- Netherlands picture sleeve

Single by the Messengers
- A-side: "Window Shopping"
- Released: September 7, 1967
- Recorded: 1967
- Genre: Funk-soul
- Label: Soul
- Songwriter: Ashford & Simpson
- Producer: Jeffrey Bowen

The Messengers singles chronology
| "Midnight Hour" (1967) | "California Soul" (1967) | "Right On" (1970) |

Official audio
- "California Soul" on YouTube

= California Soul =

"California Soul" is a funk-soul tune written by Ashford & Simpson, issued originally as the B-side of the Messengers' single "Window Shopping" in 1967 under the Motown group of labels.

==Other recordings==
- Nick Ashford released his own version in June 1968 on Verve 10599.
- The song was then issued as a single by American pop quintet the 5th Dimension in late 1968.
- The song was also covered by Motown vocal duo Marvin Gaye and Tammi Terrell.
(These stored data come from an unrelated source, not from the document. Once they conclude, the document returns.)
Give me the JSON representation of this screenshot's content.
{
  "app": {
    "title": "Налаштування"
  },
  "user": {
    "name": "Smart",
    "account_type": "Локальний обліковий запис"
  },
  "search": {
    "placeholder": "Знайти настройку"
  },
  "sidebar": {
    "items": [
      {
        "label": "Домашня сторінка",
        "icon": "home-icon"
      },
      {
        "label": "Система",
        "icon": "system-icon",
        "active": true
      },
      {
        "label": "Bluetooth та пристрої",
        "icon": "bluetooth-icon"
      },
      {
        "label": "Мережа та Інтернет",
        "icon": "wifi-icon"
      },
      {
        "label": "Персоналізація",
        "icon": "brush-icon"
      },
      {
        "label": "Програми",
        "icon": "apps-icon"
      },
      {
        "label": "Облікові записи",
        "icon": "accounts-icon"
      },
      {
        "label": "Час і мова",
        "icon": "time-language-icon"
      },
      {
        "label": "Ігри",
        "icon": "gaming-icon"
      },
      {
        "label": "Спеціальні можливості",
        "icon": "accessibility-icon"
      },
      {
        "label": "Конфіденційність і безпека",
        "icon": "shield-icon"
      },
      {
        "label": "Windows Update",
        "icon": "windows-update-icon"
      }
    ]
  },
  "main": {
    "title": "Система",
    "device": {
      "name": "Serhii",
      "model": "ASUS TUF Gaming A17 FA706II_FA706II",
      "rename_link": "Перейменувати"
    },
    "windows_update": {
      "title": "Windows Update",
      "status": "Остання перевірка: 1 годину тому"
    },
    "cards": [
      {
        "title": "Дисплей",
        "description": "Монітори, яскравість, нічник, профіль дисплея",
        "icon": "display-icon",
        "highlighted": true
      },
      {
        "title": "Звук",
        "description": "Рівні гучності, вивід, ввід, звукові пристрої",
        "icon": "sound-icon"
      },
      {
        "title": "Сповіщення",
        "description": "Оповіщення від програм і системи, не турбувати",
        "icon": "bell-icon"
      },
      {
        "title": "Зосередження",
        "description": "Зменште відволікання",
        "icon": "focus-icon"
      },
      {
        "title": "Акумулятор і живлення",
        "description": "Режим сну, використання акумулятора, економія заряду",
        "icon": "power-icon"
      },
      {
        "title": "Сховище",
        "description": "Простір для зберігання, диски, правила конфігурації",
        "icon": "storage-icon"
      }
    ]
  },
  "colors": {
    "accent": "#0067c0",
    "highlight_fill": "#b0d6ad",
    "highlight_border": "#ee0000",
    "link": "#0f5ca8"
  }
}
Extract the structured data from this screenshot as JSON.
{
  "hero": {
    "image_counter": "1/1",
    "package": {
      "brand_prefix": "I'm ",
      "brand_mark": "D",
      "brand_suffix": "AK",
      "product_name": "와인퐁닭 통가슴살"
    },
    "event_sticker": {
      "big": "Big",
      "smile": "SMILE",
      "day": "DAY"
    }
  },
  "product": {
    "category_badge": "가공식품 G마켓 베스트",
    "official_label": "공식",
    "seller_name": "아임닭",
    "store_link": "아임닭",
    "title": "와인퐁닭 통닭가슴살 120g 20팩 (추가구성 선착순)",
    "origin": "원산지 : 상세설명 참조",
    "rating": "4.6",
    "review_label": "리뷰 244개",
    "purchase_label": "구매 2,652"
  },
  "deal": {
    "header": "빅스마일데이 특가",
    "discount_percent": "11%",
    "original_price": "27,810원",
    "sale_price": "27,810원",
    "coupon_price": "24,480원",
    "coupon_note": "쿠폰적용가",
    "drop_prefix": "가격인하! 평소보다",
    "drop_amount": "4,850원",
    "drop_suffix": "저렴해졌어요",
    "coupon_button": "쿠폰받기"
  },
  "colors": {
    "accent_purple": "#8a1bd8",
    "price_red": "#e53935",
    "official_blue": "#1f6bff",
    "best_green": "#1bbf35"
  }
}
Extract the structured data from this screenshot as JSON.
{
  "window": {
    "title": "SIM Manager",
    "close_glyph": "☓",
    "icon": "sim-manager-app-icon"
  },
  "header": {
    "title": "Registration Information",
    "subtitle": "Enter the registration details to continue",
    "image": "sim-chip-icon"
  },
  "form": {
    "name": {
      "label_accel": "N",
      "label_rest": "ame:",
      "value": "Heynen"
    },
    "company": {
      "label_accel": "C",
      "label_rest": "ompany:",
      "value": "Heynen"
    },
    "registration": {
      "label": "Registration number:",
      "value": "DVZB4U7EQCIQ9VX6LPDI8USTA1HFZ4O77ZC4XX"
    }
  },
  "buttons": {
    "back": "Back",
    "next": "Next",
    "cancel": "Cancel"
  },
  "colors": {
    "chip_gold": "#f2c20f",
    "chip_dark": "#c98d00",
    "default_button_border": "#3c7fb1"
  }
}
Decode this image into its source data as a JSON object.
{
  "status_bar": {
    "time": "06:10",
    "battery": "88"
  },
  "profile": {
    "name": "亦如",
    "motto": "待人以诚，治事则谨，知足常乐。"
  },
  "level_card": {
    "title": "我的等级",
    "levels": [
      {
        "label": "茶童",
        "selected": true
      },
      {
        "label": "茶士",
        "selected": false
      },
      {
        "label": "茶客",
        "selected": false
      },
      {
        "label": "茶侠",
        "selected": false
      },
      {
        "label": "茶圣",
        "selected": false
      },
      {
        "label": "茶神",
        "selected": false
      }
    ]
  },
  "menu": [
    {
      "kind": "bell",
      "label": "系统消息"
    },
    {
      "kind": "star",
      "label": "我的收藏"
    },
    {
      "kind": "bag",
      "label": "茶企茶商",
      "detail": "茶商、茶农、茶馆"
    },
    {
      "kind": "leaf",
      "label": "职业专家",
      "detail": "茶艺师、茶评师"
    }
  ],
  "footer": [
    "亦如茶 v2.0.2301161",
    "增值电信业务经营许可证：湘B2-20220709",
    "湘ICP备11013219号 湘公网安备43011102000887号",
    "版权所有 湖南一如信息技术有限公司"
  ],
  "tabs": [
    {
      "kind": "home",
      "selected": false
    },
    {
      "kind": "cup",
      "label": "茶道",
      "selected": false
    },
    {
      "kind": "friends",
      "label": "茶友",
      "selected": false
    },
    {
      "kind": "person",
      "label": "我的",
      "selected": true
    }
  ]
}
It was Gaye's and Terrell's last single together when released in early 1970.
- A version appears on the 1970 studio album War & Peace by Edwin Starr (Gordy Records). Cash Box said that this version "glimmers with the special touch of a motor city arrangement and the vocal fuel ignited by this splendid team."
- Marlena Shaw recorded a version in 1969, which appears on her album The Spice of Life.
- Stone Throw Records recorded a version in 2021, which would later be included in the intro for the September 2021 Apple Event.

==Chart performance==
Both the 5th Dimension's version and the Gaye-Terrell version were modest chart hits. The recording by the 5th Dimension performed better, reaching number 25 on the pop singles chart. Gaye and Terrell's cover was the B-side of "The Onion Song". The duo's version of "California Soul" reached number 50 pop but never charted on the US R&B chart. The duet was released after Terrell's death from a brain tumor in March 1970.

==Credits==

===The 5th Dimension version===
- All vocals by the 5th Dimension: Billy Davis Jr., Marilyn McCoo, Florence LaRue, Lamonte McLemore, and Ron Townson
- Written by Ashford & Simpson
- Produced by Bones Howe

===Marvin Gaye and Tammi Terrell version===
- All vocals by Marvin Gaye and Tammi Terrell/ Valerie Simpson)
- Written and produced by Ashford & Simpson
- Instrumentation by the Funk Brothers

==Certifications and sales==

===Marlena Shaw version===

| Region | Certification | Certified units/sales |
| New Zealand (RMNZ) | Gold | 15,000^{‡} |
| United Kingdom (BPI) Sales since 2004 | Gold | 400,000^{‡} |
^{‡} Sales+streaming figures based on certification alone.